422991 Incorporation of Light Alkanes into Alkene Oligomerization Cycles on Solid Brønsted Acid Catalysts

Wednesday, November 11, 2015: 12:50 PM
355A (Salt Palace Convention Center)
Michele L. Sarazen and Enrique Iglesia, Department of Chemical and Biomolecular Engineering, University of California, Berkeley, Berkeley, CA

Upgrading light alkenes on solid Brønsted acids to larger, fuel-like hydrocarbons involves concurrent oligomerization, isomerization, β-scission, hydride transfer and cyclization reactions [1]. Incorporation of undervalued, light alkanes is mediated by hydride transfer reactions that provide a route of termination from the oligomerization pathway and increase the paraffinic content of the reactor effluent. These reactions, as well as the other aforementioned acid catalyzed hydrocarbon reactions, are mediated by ion-pair transitions states of various sizes, which lead to effects of confinement on turnover rates (per accessible proton) over a wide range of solid acid catalysts, including zeolites and mesoporous aluminosilicates.

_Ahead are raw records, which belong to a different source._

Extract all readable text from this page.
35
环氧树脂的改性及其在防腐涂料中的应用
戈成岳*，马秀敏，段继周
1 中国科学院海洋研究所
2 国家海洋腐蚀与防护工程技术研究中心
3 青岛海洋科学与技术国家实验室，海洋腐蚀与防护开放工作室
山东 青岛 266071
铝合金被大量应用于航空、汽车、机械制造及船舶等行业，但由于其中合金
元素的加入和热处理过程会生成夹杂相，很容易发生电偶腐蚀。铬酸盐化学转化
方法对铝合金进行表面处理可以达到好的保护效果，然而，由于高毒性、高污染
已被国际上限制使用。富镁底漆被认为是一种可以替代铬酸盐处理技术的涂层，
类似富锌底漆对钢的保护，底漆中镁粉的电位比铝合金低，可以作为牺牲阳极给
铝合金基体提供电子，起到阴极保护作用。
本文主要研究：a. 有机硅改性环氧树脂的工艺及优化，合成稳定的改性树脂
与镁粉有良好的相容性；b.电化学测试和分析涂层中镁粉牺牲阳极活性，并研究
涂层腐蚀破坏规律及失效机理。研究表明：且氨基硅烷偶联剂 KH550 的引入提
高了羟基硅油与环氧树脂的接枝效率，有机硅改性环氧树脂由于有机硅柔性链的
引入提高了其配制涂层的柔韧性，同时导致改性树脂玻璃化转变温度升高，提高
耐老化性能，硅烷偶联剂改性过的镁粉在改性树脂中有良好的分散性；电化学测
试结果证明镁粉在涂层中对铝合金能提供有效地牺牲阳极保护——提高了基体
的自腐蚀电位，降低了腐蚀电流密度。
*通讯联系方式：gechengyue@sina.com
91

Propene oligomerization turnover rates are proportional to propene pressure (5-450 kPa), which reflect kinetically-relevant additions of a propene molecule to a propoxide bound at each proton [1]. The first-order rate constants increase with decreasing zeolitic void size due to preferential solvation of transition states over the smaller alkoxide (and gaseous alkene) via van der Waals contacts with the confining walls. Incorporation of co-fed isobutane into this oligomerization pathway is limited by a hydride transfer step between isobutane and a bound alkoxide resulting in turnover rates that are proportional to isobutane pressure on all zeolitic and mesoporous acids. The first-order rate constants for C6 alkane formation, via hydride transfer to bound propene dimers, are dependent on void diameter, however these transition states are significantly larger than those involved in dimer formation via oligomerization reactions; as a result, the ratio of the first-order rate constant for C6 alkane formation to that for propene dimer formation increases with void size and only becomes larger than one for large pore (12-MR) zeolites and mesoporous aluminosilicates.

The likelihood of a given hydride transfer step is dependent on the stability of both the bound alkoxide and the hydride donor. Thus, measured kinetic rates decrease as the alkoxide becomes smaller, e.g. propane formation from propoxide has lower turnover rates (>0.09 times) than C6 alkane formation from propene dimers because fewer stabilizing van der Waals contacts can be made with the pore walls. Further, on samples where β-scission reactions occur readily, leading to broadening of the carbon number distribution [1], alkoxides of intermediate chain length are available for hydride transfer; again, smaller alkoxides (e.g. C5) lead to lower formation rates of the corresponding alkane. Substitution of the alkoxide also affects its stability, where first-order rate constants for the structural isomers of C6 alkanes (2-methyl pentane, 3-methyl pentane, 2,3-dimethyl-butane and n-hexane) differ despite the fact that isomerization events to form the different backbones are in equilibrium with their corresponding gas phase alkenes [1]. Moreover, the substitution, as well as size, of the hydride donor affects the rate of the hydride transfer step, where isobutane incorporates more easily than n-butane due to its ability to stabilize charge at a tertiary carbon (instead of secondary). Applications of the results and conceptual understandings gleaned here indicate promising routes for the production of higher molecular weight hydrocarbons for fuels by utilizing undervalued, light alkenes and alkanes.

Financial support from BP through the XC2 Program and National Science Foundation Graduate Research Fellowship Programs are gratefully acknowledged.